Over the past several days we have had numerous opportunities to speak with villagers here in the Dry Zone of Sri Lanka. These hard-working cultivators are carrying on a tradition of rice growing that is thousands of years old. Yet they are firmly planted in the contemporary world of global communications and commerce. The traditional irrigation systems that were established by their ancestors, while still limping along, are severely impacted by a number of influences.
For example, the agricultural chemicals, fertilizers, pesticides, and herbicides marketed by my country and other Western nations have resulted in severe health problems such as rampant kidney disease, which has introduced high rates of morbidity and mortality to the rural population. These same chemicals have perturbed the aquatic environment, leading to eutrophication, which has killed off native plants and fish species, favoring invasive introduced pest species.
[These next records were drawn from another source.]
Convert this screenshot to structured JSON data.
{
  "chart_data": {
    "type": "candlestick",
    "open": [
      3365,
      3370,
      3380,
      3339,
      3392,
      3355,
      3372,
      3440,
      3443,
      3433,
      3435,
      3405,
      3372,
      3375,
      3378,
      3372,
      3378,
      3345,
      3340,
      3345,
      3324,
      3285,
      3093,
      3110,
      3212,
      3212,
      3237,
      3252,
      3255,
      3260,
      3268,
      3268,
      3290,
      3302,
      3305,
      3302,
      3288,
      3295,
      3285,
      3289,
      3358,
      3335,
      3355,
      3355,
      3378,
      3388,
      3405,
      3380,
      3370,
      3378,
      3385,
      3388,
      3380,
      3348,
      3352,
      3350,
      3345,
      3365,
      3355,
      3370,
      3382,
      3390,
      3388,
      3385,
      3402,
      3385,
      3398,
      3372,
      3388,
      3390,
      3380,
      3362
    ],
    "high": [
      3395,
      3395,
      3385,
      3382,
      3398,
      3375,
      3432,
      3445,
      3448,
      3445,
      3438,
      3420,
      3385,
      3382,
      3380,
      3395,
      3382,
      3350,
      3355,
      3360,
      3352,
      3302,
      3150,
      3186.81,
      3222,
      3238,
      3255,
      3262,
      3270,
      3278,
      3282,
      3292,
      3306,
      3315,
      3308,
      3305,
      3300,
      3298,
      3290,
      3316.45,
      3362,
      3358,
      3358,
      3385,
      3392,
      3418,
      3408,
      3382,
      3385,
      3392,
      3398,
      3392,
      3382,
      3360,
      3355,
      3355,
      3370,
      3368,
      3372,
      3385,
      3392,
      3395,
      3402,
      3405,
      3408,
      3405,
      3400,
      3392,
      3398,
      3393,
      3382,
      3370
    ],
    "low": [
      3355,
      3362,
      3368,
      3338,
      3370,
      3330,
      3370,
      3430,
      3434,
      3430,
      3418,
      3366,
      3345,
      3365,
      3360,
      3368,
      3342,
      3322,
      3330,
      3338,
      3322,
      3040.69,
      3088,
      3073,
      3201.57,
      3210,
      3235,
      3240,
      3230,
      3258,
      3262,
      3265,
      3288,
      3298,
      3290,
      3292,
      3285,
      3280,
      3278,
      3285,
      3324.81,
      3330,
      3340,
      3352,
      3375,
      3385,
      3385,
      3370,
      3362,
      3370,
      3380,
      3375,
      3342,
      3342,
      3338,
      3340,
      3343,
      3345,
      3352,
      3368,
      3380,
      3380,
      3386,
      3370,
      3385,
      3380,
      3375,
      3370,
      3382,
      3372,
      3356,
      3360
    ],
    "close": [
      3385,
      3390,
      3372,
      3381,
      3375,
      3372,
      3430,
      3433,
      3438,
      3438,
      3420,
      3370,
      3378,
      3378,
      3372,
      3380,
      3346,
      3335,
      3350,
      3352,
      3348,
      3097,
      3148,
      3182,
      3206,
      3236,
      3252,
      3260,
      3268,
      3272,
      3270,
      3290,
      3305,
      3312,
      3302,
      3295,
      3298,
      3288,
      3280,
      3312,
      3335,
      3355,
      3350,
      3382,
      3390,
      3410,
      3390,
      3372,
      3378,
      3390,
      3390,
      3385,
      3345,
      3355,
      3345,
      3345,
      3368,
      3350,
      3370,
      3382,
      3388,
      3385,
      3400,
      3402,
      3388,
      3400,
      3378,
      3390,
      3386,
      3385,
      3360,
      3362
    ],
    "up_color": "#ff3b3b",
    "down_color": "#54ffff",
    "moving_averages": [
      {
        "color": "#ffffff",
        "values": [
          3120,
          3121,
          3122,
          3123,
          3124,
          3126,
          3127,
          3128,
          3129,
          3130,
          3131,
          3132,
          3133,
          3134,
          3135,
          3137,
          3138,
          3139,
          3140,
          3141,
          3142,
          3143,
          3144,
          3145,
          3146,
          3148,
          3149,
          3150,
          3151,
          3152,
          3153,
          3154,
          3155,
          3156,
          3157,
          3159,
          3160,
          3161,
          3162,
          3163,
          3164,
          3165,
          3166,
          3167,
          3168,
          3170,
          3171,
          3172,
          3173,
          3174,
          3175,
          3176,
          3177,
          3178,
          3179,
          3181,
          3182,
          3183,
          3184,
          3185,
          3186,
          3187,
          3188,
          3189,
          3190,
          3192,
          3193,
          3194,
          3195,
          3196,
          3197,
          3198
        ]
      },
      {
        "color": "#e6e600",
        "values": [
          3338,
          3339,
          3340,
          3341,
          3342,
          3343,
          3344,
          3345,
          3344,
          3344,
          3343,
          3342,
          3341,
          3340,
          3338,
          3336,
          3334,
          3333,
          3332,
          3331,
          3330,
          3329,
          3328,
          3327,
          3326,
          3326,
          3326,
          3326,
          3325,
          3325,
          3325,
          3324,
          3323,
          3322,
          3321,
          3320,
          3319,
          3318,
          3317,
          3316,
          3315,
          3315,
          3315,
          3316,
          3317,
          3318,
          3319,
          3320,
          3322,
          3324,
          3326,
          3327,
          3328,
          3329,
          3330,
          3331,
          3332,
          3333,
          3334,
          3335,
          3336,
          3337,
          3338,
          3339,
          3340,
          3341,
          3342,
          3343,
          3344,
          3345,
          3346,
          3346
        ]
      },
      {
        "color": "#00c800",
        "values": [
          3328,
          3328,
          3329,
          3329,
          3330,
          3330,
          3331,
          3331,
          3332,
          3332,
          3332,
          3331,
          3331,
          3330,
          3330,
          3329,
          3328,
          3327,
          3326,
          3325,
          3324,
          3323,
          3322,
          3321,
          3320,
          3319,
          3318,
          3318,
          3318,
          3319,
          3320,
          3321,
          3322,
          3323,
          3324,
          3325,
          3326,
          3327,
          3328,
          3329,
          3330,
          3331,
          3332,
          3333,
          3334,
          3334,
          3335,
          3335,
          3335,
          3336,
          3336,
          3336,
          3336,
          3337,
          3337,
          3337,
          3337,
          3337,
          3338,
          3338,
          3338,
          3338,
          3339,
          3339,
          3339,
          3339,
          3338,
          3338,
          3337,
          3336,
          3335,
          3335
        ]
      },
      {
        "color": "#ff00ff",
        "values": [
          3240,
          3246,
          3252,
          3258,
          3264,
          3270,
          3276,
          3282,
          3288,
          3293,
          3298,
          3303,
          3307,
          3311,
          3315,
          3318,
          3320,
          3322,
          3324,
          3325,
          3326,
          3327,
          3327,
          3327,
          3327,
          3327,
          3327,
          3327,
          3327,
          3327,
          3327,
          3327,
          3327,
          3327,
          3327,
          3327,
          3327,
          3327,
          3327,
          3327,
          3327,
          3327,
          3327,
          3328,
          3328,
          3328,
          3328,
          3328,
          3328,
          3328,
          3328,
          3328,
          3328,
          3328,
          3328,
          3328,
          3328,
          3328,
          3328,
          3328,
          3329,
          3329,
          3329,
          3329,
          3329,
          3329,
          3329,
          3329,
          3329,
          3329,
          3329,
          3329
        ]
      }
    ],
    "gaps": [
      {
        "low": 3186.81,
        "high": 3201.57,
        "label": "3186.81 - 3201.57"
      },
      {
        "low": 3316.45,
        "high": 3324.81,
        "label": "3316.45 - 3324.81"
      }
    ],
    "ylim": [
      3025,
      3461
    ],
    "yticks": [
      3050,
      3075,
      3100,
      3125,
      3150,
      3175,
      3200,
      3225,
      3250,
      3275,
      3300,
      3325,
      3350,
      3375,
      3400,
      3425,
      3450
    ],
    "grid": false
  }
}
A major problem that everyone has spoken about is the silting over of the agricultural waterways. In traditional times, silt was removed from the irrigation tanks periodically every six or seven years. When control of the tanks was taken over by the central government, villagers stopped taking responsibility for their maintenance. So in many cases here in the Dry Zone, silt has been collecting for 20, 30, 40 or even 50 years. It lies several feet deep in places and it has severely impacted the water retention capabilities and overall functioning of the tanks.
Everyone wants to desilt their tank. No one we spoke to wants to do it by the traditional methods. So desilting means bringing in a backhoe and removing a foot or so of silt from the muddy area close to the dam. This practice provides more capacity for the tank but only temporarily. It also changes the contours of the tank bottom, which in the past provided the tank with complex functions of distributing and filtering water differentially.
Tanks that are desilted today will start silting over tomorrow. What can be done about this? The tank systems have been severely perturbed, partly by road building, partly by the placement of culverts, partly by overgrazing, and partly by the destruction of native vegetation that complemented tank function in the past.
It's easy to suggest that villagers plant more perahana and gasgommana plants (tall reeds, shrubs, and trees that filter and purify the water). Another great idea is to preserve the severely degraded Kattakaduwa (shown above) in which villagers have started growing pet fish for international export. But all this takes social, political, and financial will. In our own society we lack the will to deal with seemingly intractable problems like poverty and racism. Our rampant consumption of resources has destroyed global ecology in an unprecedented manner. Can we in good conscience pretend to know what villagers should do to improve their degraded environment? Clearly, more questions have arisen since we began this research than we ever expected possible. We are very far from answers.
This reminds me of a colleague of mine, a sociologist. She spent two weeks interviewing rice growing villagers in southeast Asia through a translator and after that considered herself enough of an expert to publish a book. I don't need to rain on her parade but I do have to ask, with the complexity of problems we encounter, with the obvious language barriers, and with the seemingly insoluble issues we learn about when we spend the time, how can we claim expertise in a period of several days?
I leave it to you to decide. But from a standpoint of physical geography, topography, and soil science, simply desilting the tanks will not suffice. I look forward in these upcoming months of my Fulbright to lots of conversations that may shed more light on this issue.